Tampilkan postingan dengan label Syria. Tampilkan semua postingan
Tampilkan postingan dengan label Syria. Tampilkan semua postingan

Kamis, 05 September 2013

Harga Minyak Naik Lagi, Ekonomi Indonesia Terancam


Harga minyak naik


Tahun 2008, harga minyak mentah dunia meroket hingga US$145 per barel, menyebabkan berbagai negara menghadapi krisis ekonomi. Tapi ekonomi Indonesia lolos dari kelesuan ekonomi dunia tersebut didukung oleh sektor konsumsi dalam negeri dan ekspor komoditas. Kini, ekonomi Indonesia kembali menghadapi ancaman eksternal, yakni naiknya harga minyak mentah dunia. Dalam beberapa hari ini harga minyak (WTI) dan Brent telah bergerak di kisaran US$106-US$114 per barel.

Apa yang menyebabkan harga minyak naik? Apa yang dilakukan Indonesia agar tidak mudah terancam dari gejolak harga minyak? Apakah Indonesia dapat kembali lolos dari guncangan eksternal ini?

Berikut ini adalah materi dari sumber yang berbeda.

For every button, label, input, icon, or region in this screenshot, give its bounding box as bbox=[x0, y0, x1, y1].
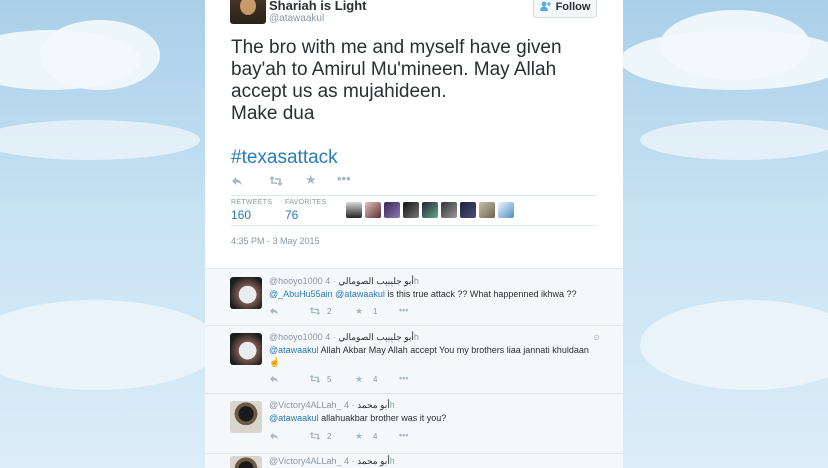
add-user-icon bbox=[539, 0, 552, 14]
list-item[interactable]: @Victory4ALLah_ أبو محمد · 4h bbox=[205, 454, 623, 468]
tweet-header: Shariah is Light @atawaakul Follow bbox=[205, 0, 623, 30]
retweets-count[interactable]: 160 bbox=[231, 208, 251, 222]
retweet-icon[interactable] bbox=[309, 307, 321, 317]
retweet-count: 2 bbox=[327, 307, 332, 316]
display-name[interactable]: Shariah is Light bbox=[269, 0, 367, 13]
reply-text: @_AbuHu55ain @atawaakul is this true att… bbox=[269, 288, 599, 300]
reply-handle[interactable]: @hooyo1000 bbox=[269, 332, 323, 342]
reply-display-name[interactable]: أبو محمد bbox=[357, 456, 390, 466]
divider bbox=[231, 195, 597, 196]
more-icon[interactable]: ••• bbox=[337, 171, 351, 186]
reply-icon[interactable] bbox=[269, 375, 279, 385]
star-icon[interactable]: ★ bbox=[355, 431, 363, 442]
tweet-text: The bro with me and myself have given ba… bbox=[231, 37, 562, 124]
reply-handle[interactable]: @Victory4ALLah_ bbox=[269, 456, 342, 466]
reply-text: @atawaakul Allah Akbar May Allah accept … bbox=[269, 344, 599, 368]
chevron-down-icon[interactable]: ⊙ bbox=[593, 333, 600, 342]
avatar[interactable] bbox=[441, 202, 457, 218]
tweet-card: Shariah is Light @atawaakul Follow The b… bbox=[205, 0, 623, 468]
list-item[interactable]: @hooyo1000 أبو جليبيب الصومالي · 4h @_Ab… bbox=[205, 269, 623, 326]
reply-handle[interactable]: @hooyo1000 bbox=[269, 276, 323, 286]
reply-text: @atawaakul allahuakbar brother was it yo… bbox=[269, 412, 599, 424]
follow-label: Follow bbox=[555, 1, 591, 13]
more-icon[interactable]: ••• bbox=[399, 373, 408, 383]
star-icon[interactable]: ★ bbox=[355, 306, 363, 317]
hashtag-link[interactable]: #texasattack bbox=[231, 147, 338, 169]
reply-meta: @Victory4ALLah_ أبو محمد · 4h bbox=[269, 456, 395, 467]
favorites-count[interactable]: 76 bbox=[285, 208, 298, 222]
more-icon[interactable]: ••• bbox=[399, 305, 408, 315]
reply-display-name[interactable]: أبو جليبيب الصومالي bbox=[338, 332, 414, 342]
favorite-count: 4 bbox=[373, 375, 378, 384]
avatar[interactable] bbox=[230, 401, 262, 433]
reply-icon[interactable] bbox=[231, 174, 243, 189]
avatar[interactable] bbox=[365, 202, 381, 218]
favorites-label: FAVORITES bbox=[285, 199, 327, 206]
avatar[interactable] bbox=[403, 202, 419, 218]
divider bbox=[231, 225, 597, 226]
replies-list: @hooyo1000 أبو جليبيب الصومالي · 4h @_Ab… bbox=[205, 268, 623, 468]
mention-link[interactable]: @atawaakul bbox=[269, 413, 319, 423]
favorite-count: 1 bbox=[373, 307, 378, 316]
cloud bbox=[660, 10, 810, 80]
reply-body: allahuakbar brother was it you? bbox=[318, 413, 447, 423]
user-handle[interactable]: @atawaakul bbox=[269, 13, 324, 24]
reply-body: Allah Akbar May Allah accept You my brot… bbox=[318, 345, 589, 355]
avatar[interactable] bbox=[230, 277, 262, 309]
reply-icon[interactable] bbox=[269, 307, 279, 317]
retweet-icon[interactable] bbox=[309, 375, 321, 385]
mention-link[interactable]: @_AbuHu55ain @atawaakul bbox=[269, 289, 385, 299]
reply-display-name[interactable]: أبو محمد bbox=[357, 400, 390, 410]
retweets-label: RETWEETS bbox=[231, 199, 273, 206]
favorite-count: 4 bbox=[373, 432, 378, 441]
cloud bbox=[40, 20, 160, 90]
reply-icon[interactable] bbox=[269, 432, 279, 442]
list-item[interactable]: ⊙ @hooyo1000 أبو جليبيب الصومالي · 4h @a… bbox=[205, 326, 623, 394]
avatar[interactable] bbox=[460, 202, 476, 218]
avatar[interactable] bbox=[230, 456, 262, 468]
mention-link[interactable]: @atawaakul bbox=[269, 345, 319, 355]
cloud bbox=[640, 120, 828, 160]
avatar[interactable] bbox=[346, 202, 362, 218]
reply-body: is this true attack ?? What happenned ik… bbox=[384, 289, 577, 299]
favoriters-avatars bbox=[346, 202, 514, 218]
more-icon[interactable]: ••• bbox=[399, 430, 408, 440]
tweet-timestamp[interactable]: 4:35 PM - 3 May 2015 bbox=[231, 236, 320, 246]
reply-display-name[interactable]: أبو جليبيب الصومالي bbox=[338, 276, 414, 286]
avatar[interactable] bbox=[422, 202, 438, 218]
avatar[interactable] bbox=[230, 0, 266, 24]
list-item[interactable]: @Victory4ALLah_ أبو محمد · 4h @atawaakul… bbox=[205, 394, 623, 454]
avatar[interactable] bbox=[479, 202, 495, 218]
star-icon[interactable]: ★ bbox=[355, 374, 363, 385]
avatar[interactable] bbox=[230, 333, 262, 365]
retweet-icon[interactable] bbox=[269, 174, 283, 189]
reply-meta: @hooyo1000 أبو جليبيب الصومالي · 4h bbox=[269, 276, 419, 287]
retweet-count: 5 bbox=[327, 375, 332, 384]
retweet-count: 2 bbox=[327, 432, 332, 441]
reply-handle[interactable]: @Victory4ALLah_ bbox=[269, 400, 342, 410]
reply-meta: @hooyo1000 أبو جليبيب الصومالي · 4h bbox=[269, 332, 419, 343]
star-icon[interactable]: ★ bbox=[305, 172, 317, 188]
avatar[interactable] bbox=[498, 202, 514, 218]
follow-button[interactable]: Follow bbox=[533, 0, 597, 18]
pointing-up-icon: ☝ bbox=[269, 357, 281, 367]
retweet-icon[interactable] bbox=[309, 432, 321, 442]
avatar[interactable] bbox=[384, 202, 400, 218]
reply-meta: @Victory4ALLah_ أبو محمد · 4h bbox=[269, 400, 395, 411]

Beberapa pengamat minyak mentah di bursa Wall Street memprediksi harga minyak bisa naik antara US$20 hingga US$40 per barel.

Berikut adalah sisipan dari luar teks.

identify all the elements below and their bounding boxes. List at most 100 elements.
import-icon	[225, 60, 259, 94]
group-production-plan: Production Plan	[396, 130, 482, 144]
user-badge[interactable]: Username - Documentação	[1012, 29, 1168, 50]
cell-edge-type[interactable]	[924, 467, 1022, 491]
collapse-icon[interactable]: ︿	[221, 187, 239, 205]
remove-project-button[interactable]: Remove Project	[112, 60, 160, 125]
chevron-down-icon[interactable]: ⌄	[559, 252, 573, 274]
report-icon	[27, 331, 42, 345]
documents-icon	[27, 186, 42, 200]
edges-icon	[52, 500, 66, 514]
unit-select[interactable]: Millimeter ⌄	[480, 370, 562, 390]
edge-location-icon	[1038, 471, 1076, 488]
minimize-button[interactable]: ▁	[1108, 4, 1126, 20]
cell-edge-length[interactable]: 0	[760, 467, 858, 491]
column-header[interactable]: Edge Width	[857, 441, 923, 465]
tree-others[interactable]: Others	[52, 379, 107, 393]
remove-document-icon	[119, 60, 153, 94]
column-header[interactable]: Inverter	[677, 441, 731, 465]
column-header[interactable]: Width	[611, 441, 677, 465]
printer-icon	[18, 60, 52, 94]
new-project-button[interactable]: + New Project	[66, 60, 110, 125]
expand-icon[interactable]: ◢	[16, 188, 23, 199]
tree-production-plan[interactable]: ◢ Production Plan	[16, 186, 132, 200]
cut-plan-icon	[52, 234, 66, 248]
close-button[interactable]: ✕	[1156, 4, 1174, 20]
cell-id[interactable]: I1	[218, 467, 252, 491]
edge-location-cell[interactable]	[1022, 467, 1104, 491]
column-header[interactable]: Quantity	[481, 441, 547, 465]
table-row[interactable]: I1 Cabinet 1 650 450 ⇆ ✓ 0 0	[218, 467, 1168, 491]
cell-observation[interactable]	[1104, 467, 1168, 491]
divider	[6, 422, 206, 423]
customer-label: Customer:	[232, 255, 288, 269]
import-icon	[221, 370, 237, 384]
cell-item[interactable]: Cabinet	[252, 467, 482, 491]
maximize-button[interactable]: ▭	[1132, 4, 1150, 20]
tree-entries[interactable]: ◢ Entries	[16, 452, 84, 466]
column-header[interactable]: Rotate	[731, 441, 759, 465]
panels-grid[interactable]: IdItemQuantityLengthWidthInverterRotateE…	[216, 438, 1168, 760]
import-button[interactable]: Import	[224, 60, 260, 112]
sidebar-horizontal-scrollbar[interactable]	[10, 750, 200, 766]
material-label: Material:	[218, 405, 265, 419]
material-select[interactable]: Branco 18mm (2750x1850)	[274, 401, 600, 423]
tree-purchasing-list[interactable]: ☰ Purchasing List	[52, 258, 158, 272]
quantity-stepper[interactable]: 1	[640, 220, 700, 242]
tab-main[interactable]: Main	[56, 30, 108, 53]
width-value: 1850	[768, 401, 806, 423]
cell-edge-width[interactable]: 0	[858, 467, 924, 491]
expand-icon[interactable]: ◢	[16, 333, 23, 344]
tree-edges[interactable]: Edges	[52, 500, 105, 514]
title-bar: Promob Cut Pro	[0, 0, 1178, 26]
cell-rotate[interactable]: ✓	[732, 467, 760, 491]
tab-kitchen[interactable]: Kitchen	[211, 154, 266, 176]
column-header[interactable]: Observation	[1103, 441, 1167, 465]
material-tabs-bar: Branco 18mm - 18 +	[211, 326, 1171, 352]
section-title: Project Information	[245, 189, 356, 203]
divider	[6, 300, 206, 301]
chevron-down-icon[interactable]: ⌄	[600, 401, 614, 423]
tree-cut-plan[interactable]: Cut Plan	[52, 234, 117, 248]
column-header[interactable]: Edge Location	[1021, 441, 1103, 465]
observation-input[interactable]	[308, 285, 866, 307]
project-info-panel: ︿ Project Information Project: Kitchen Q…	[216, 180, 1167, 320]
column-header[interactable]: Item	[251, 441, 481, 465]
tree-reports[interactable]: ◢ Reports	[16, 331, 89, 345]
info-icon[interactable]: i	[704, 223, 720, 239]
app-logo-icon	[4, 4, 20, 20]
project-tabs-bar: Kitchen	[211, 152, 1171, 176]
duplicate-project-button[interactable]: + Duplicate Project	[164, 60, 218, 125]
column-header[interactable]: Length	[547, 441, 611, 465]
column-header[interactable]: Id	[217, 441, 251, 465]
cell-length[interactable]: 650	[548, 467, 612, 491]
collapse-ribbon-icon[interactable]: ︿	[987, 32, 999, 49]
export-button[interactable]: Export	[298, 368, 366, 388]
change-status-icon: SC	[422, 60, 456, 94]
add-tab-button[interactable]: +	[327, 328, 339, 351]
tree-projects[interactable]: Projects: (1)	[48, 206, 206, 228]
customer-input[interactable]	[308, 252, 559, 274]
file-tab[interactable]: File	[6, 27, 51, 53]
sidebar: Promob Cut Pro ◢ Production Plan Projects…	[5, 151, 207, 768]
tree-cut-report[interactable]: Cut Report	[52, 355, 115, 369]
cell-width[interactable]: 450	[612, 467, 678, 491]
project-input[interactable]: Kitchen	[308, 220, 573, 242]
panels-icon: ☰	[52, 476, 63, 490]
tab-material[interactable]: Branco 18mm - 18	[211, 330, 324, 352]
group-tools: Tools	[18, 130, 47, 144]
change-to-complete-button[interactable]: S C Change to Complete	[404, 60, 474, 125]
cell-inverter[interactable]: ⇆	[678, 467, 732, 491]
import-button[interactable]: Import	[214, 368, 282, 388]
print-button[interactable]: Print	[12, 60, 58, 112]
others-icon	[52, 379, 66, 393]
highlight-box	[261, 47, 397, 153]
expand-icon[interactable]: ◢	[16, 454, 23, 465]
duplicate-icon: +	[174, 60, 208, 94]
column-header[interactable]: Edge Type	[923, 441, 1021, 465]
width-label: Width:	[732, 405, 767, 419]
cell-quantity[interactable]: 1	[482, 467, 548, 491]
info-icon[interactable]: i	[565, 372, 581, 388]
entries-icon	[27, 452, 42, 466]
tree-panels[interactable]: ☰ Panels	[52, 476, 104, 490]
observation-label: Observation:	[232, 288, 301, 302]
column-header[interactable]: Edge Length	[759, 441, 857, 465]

Apa yang menyebabkan harga minyak naik? Faktor pertama adalah kekhawatiran memburuknya kondisi geopolitik di Timur Tengah bila Amerika dan sekutunya menyerang Suriah. Suriah (Syria) sebetulnya bukan negara penghasil minyak. Produksi minyaknya tidak signifikan, hanya sekitar 50.000 barel per hari, jauh di bawah produksi minyak mentah Pertamina.

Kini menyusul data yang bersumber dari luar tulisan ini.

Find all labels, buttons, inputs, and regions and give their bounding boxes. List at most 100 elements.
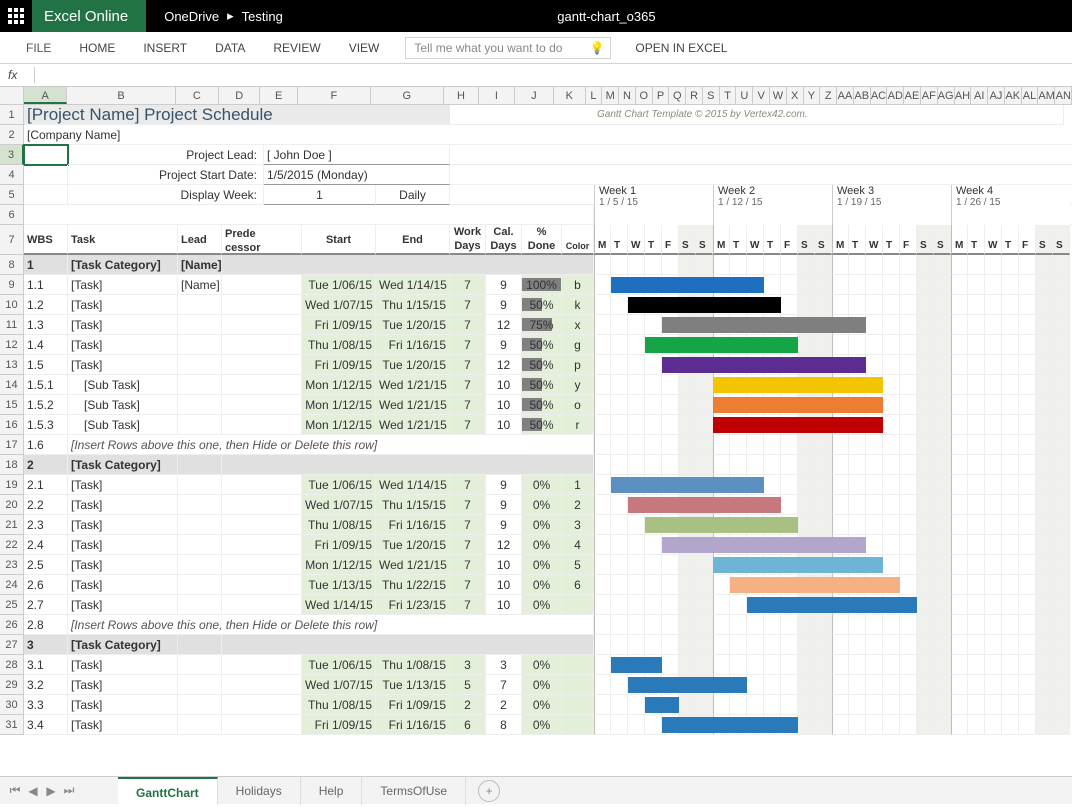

Namun dari sisi geopolitik, Suriah berbatasan dengan negara Irak, produsen minyak kedua terbesar OPEC, serta Jordan, Turki, Israel dan Lebanon. Dikhawatirkan, bila Suriah chaos, kekacauan politik dapat berpengaruh (spill-over) ke negara-negara tetangga.

Disamping itu, tampaknya sulit bagi Amerika untuk mendapat dukungan dari negara-negara seperti Rusia, Iran, dibanding, misalnya, ketika negara Paman Sam menyerang Irak dan Libya. Bila Amerika tetap ngotot menyerang Suriah, dan ditentang oleh Rusia, boleh jadi eskalasi akan memburuk. Apa yang terjadi Rusia dan Iran turut "bermain" melawan serangan AS?

Akankah terjadi Perang Dunia ke-III? Pertanyaan yang provokatif, tapi perlu agar kita menaikan bendera waspada. Saat ini, dunia sedang menunggu perkembangan politik di Paman Sam dan dunia, menanti apakah pemerintah Obama betul-betul menyerang. Bila kita mengamati gerakan-gerakan di belakang layar, pertanyaannya bukan “jika”, tapi “kapan”.   

Kondisi ini, dapat membuat para spekulan dunia memainkan harga minyak.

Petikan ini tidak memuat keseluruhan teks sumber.